Dans l'article d'opinion, Luís Ganhão aborde le problème de la lenteur de la Justice au Portugal, soutenant que celle-ci ne se mesure pas seulement par le résultat final, mais aussi par le temps nécessaire pour le produire. Une décision qui arrive trop tard peut laisser des dommages subis par ceux qui ont eu recours aux tribunaux sans réparation. L'auteur reconnaît que l'appareil judiciaire n'a pas reçu tous les moyens humains, matériels et organisationnels dont il a besoin.
Ganhão présente deux réalités qui contribuent au problème. Premièrement, avec l'avènement de la démocratie, de nouveaux droits ont été reconnus et protégés — ceux des femmes, des enfants, des consommateurs et des animaux — ce qui a créé davantage de possibilités de violation de ces droits et, par conséquent, davantage de conflits arrivant devant les tribunaux. Deuxièmement, la société devient plus litigieuse, avec une confiance entre les personnes qui diminue et une nécessité croissante de recourir à des mécanismes formels pour faire valoir les droits et les obligations.

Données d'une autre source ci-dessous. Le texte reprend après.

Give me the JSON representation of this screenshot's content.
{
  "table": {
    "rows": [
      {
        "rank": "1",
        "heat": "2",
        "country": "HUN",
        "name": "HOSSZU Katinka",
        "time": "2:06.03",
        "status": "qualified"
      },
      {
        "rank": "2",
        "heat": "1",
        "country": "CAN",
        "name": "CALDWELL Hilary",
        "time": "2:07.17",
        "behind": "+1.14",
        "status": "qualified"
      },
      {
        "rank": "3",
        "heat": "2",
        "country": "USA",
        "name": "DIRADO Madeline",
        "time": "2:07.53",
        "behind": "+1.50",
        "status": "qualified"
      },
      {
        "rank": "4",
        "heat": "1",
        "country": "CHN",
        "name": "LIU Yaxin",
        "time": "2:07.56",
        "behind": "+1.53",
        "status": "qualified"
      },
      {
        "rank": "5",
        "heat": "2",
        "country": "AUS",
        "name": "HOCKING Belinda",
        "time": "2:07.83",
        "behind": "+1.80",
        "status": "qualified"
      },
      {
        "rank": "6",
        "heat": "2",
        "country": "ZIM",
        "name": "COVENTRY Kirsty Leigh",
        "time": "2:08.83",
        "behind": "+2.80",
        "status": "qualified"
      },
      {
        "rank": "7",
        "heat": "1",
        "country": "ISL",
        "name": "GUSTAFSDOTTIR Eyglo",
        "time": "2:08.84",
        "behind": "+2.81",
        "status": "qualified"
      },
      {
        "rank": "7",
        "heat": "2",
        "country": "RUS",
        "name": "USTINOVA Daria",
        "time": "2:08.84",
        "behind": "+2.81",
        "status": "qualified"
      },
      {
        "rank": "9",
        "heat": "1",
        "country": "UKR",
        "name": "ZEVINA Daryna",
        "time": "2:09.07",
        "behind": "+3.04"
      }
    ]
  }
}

L'auteur défend que la lenteur de la Justice ne peut pas être expliquée par une seule cause. Bien qu'il soit juste d'exiger davantage de moyens et une plus grande efficacité au système judiciaire, il est également nécessaire de reconnaître qu'une société plus complexe et qui recourt plus fréquemment aux tribunaux exerce une pression croissante sur la Justice. L'investissement dans l'appareil judiciaire est indispensable, mais il ne sera pas suffisant en soi.
Ganhão conclut qu'une Justice rapide dépend non seulement de la rapidité avec laquelle les tribunaux rendent leurs décisions, mais aussi du nombre de conflits qu'on leur demande de trancher. La capacité de la société à prévenir les conflits, à honorer ses engagements et à résoudre les différends sans recourir aux tribunaux est tout aussi essentielle. Une note de bas de page indique que le Conseil supérieur des tribunaux administratifs et fiscaux prévoit que les modifications aux lois sur les étrangers et l'asile créeront une augmentation exponentielle des affaires dans les tribunaux administratifs.